Well known is the protective role played towards the Jews by Archbishop Romuald Jałbrzykowski, at the time metropolitan bishop in Vilna [Wilno], and by Dr Ignacy Świrski, professor of moral theology at Stefan Batory University in Vilna, after the war Ordinary of Siedlce Diocese (died in 1968); it was of their will and with their knowledge that a great many refugees from the ghettos were hiding in ecclesiastical institutions and convents. Also well known are the activities of the distinguished writer and preacher, the late Father Jacek Woroniecki of the Dominican Order.
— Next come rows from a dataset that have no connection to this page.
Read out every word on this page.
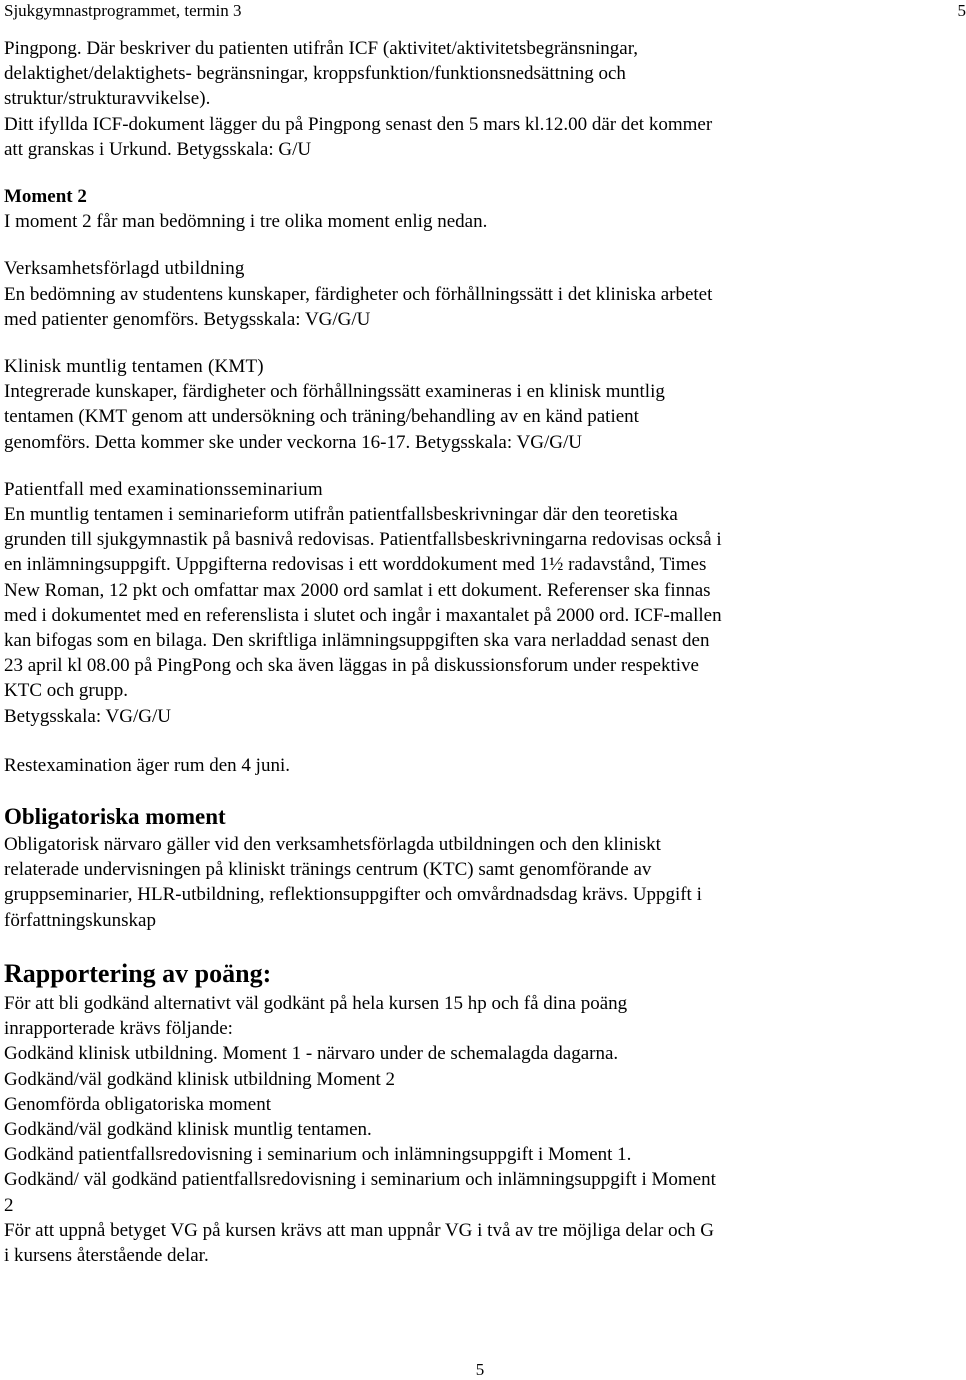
Sjukgymnastprogrammet, termin 3	5

Pingpong. Där beskriver du patienten utifrån ICF (aktivitet/aktivitetsbegränsningar,

delaktighet/delaktighets- begränsningar, kroppsfunktion/funktionsnedsättning och

struktur/strukturavvikelse).

Ditt ifyllda ICF-dokument lägger du på Pingpong senast den 5 mars kl.12.00 där det kommer

att granskas i Urkund. Betygsskala: G/U

Moment 2

I moment 2 får man bedömning i tre olika moment enlig nedan.

Verksamhetsförlagd utbildning

En bedömning av studentens kunskaper, färdigheter och förhållningssätt i det kliniska arbetet

med patienter genomförs. Betygsskala: VG/G/U

Klinisk muntlig tentamen (KMT)

Integrerade kunskaper, färdigheter och förhållningssätt examineras i en klinisk muntlig

tentamen (KMT genom att undersökning och träning/behandling av en känd patient

genomförs. Detta kommer ske under veckorna 16-17. Betygsskala: VG/G/U

Patientfall med examinationsseminarium

En muntlig tentamen i seminarieform utifrån patientfallsbeskrivningar där den teoretiska

grunden till sjukgymnastik på basnivå redovisas. Patientfallsbeskrivningarna redovisas också i

en inlämningsuppgift. Uppgifterna redovisas i ett worddokument med 1½ radavstånd, Times

New Roman, 12 pkt och omfattar max 2000 ord samlat i ett dokument. Referenser ska finnas

med i dokumentet med en referenslista i slutet och ingår i maxantalet på 2000 ord. ICF-mallen

kan bifogas som en bilaga. Den skriftliga inlämningsuppgiften ska vara nerladdad senast den

23 april kl 08.00 på PingPong och ska även läggas in på diskussionsforum under respektive

KTC och grupp.

Betygsskala: VG/G/U

Restexamination äger rum den 4 juni.

Obligatoriska moment

Obligatorisk närvaro gäller vid den verksamhetsförlagda utbildningen och den kliniskt

relaterade undervisningen på kliniskt tränings centrum (KTC) samt genomförande av

gruppseminarier, HLR-utbildning, reflektionsuppgifter och omvårdnadsdag krävs. Uppgift i

författningskunskap

Rapportering av poäng:

För att bli godkänd alternativt väl godkänt på hela kursen 15 hp och få dina poäng

inrapporterade krävs följande:

Godkänd klinisk utbildning. Moment 1 - närvaro under de schemalagda dagarna.

Godkänd/väl godkänd klinisk utbildning Moment 2

Genomförda obligatoriska moment

Godkänd/väl godkänd klinisk muntlig tentamen.

Godkänd patientfallsredovisning i seminarium och inlämningsuppgift i Moment 1.

Godkänd/ väl godkänd patientfallsredovisning i seminarium och inlämningsuppgift i Moment

2

För att uppnå betyget VG på kursen krävs att man uppnår VG i två av tre möjliga delar och G

i kursens återstående delar.

5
In Warsaw, an especially beneficent role was played among others by Father Władysław Korniłowicz,3 Father Jan Zieja,4 Father Zygmunt Trószyński, and in the ghetto itself, up to 1942, by Father Marceli Godlewski, rector of the Roman Catholic parish of All Saints, by Father Antoni Czarnecki and Father Tadeusz Nowotko. In Cracow [Kraków], broad social work was displayed—with the knowledge and of the will of the Archbishop-Metropolitan Adam Sapieha, by Father Ferdynand Machay, well-known civic leader, writer and preacher. It was also to the priests throughout the country that the dangerous task fell ex officio to issue to people in hiding birth and baptism certificates necessary for the obtaining of “Aryan” documents.5 A number of priests, like Father Julian Chróścicki [Chruścicki] from Warsaw, paid for it with deportation to a concentration camp. …

In all their efforts aimed at helping Jews, the clergy and the convents collaborated as a rule with Catholic laymen in their region. Thus, for example, rectors would place some of those hiding in the homes of their parishioners, and convents often kept in contact with lay institutions of Polish social welfare; the personnel of the latter included a great many persons dedicated to the idea of bringing help.